3. Eat smaller meals more frequently rather than large meals less often.

4. Avoid laying down or going to bed for at least 1-2 hours after eating.

5. Manage your stress. It is a well-known phenomenon that stress can worsen GI symptoms so adopt healthy stress-management techniques such as exercising regularly and spending time with family.

6. Avoid smoking and tobacco products.

Prepare for rebound symptoms by having alternative remedies available. Good options include:

1. DGL (deglycyrrhizinated licorice root). This herbal remedy helps protect the esophagus and stomach from stomach acid. It can be taken three times daily before meals.

2. Slippery Elm lozenges. This works in a similar way as DGL. Thayer's is a popular brand.

3. H2 blocker such as ranitidine/Zantac or famotidine/Pepcid AC. This class of medications is similar to PPIs in that they work by suppressing stomach acid but they are not as strong as PPIs and work quickly so can be used as needed rather than taken daily.

When you're ready to cut down on your PPI, do so slowly and methodically. You should discuss this with your health care provider first as not everyone should stop their PPI. Most PPIs come in two doses; find out which one you are taking. If you are on the higher dose, your first goal should be to taper to the lower dose. This may mean alternating higher and lower dosages every other day for several days to weeks. Once you are doing well on the lower dose, start tapering by not taking the medication every other or every 3rd day. It's a good idea to substitute an H2 blocker on the days you don't take the PPI. Continue weaning down on the PPI as tolerated. Keep in mind this process can take weeks to months as your body readjusts.

If you are unable to taper off the PPI, consider dietary/lifestyle factors that may be contributing to your symptoms (see above) and address these as appropriate. You may also want to consider seeing your health care provider to rule out another underlying issue, such as an ulcer.
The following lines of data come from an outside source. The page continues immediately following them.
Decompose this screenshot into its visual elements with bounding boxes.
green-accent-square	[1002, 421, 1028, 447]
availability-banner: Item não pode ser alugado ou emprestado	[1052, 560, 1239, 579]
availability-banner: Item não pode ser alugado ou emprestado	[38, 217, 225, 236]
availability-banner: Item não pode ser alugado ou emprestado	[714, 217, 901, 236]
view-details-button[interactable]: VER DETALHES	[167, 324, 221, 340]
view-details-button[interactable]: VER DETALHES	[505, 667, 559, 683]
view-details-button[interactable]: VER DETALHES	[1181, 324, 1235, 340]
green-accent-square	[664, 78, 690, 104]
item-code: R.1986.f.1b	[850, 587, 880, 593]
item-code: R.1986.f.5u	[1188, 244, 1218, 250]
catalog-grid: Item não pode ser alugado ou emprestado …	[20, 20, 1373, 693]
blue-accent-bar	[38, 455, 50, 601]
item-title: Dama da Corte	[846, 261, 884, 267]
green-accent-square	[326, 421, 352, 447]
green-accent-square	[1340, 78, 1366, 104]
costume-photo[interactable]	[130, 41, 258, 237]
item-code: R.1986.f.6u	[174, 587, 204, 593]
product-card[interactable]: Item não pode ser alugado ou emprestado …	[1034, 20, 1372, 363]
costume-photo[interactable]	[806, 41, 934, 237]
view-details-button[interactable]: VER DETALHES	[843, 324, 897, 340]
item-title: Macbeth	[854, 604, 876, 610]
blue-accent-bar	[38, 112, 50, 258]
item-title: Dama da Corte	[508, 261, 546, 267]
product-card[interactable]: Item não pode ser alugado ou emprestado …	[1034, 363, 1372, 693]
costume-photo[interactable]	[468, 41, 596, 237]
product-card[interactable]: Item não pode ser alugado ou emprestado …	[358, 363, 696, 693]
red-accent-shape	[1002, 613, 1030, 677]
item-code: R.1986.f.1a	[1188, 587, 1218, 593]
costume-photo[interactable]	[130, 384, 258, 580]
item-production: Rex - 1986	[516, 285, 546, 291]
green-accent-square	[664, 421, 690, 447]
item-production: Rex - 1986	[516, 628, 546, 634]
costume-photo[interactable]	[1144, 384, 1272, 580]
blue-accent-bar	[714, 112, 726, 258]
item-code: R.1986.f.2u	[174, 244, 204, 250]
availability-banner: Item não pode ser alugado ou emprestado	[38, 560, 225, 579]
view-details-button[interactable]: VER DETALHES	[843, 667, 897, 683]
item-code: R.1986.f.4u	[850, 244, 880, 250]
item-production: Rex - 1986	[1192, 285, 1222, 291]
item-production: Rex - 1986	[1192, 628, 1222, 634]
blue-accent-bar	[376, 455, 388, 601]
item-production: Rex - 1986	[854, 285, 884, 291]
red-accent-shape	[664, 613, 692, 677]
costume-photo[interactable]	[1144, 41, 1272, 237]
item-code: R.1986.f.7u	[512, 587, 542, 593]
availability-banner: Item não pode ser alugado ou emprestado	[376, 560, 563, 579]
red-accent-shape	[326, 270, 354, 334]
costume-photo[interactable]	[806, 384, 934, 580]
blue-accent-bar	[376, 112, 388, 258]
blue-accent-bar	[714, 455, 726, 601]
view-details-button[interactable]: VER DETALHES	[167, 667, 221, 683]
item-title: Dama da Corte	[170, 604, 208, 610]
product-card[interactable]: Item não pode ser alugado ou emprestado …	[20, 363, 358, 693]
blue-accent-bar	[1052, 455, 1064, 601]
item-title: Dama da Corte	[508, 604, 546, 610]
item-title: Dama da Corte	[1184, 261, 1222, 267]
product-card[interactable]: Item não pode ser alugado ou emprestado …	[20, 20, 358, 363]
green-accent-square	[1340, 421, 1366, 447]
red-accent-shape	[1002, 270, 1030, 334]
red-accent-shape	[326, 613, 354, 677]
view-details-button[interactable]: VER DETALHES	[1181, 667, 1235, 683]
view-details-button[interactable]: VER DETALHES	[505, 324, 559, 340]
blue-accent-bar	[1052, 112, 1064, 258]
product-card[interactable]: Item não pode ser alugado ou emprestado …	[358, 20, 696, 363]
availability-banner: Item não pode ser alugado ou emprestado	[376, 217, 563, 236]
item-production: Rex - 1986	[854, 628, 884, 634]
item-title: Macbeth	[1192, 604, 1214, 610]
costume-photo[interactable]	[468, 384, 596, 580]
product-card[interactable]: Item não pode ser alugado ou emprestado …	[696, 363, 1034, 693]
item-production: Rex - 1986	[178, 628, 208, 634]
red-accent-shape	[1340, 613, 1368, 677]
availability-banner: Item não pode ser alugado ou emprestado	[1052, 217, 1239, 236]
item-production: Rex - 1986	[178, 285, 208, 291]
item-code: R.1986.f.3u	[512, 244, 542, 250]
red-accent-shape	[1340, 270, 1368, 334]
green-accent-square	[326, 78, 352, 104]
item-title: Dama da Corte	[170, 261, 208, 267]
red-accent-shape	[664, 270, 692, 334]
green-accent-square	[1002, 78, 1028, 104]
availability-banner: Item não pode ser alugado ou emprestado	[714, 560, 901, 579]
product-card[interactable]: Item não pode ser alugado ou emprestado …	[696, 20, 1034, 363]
If you are just unable to stop your PPI despite your best efforts, it is a good idea to supplement the nutrients that PPIs can affect. Accordingly, I recommend people on long-term PPI therapy take the following:

1. Magnesium glycinate 400mg daily

2. B vitamin complex that contains B12 and is absorbed sublingually. These are usually in liquid or dissolvable tablet form and have the advantage of being absorbed through your mouth rather than your stomach, where absorption is impaired by the PPI.

3. Women nearing or post-menopause should consider taking calcium. The goal should be to get about 1000-1200mg/day from all sources (including diet). Supplement the difference between your dietary intake and 1000-1200mg.

4. A high-quality probiotic, preferably with multiple strains of bacteria.

5. Eat a high-fiber, plant-based diet. This helps “feed” the good bacteria in your gut and ensures a high baseline nutrient intake.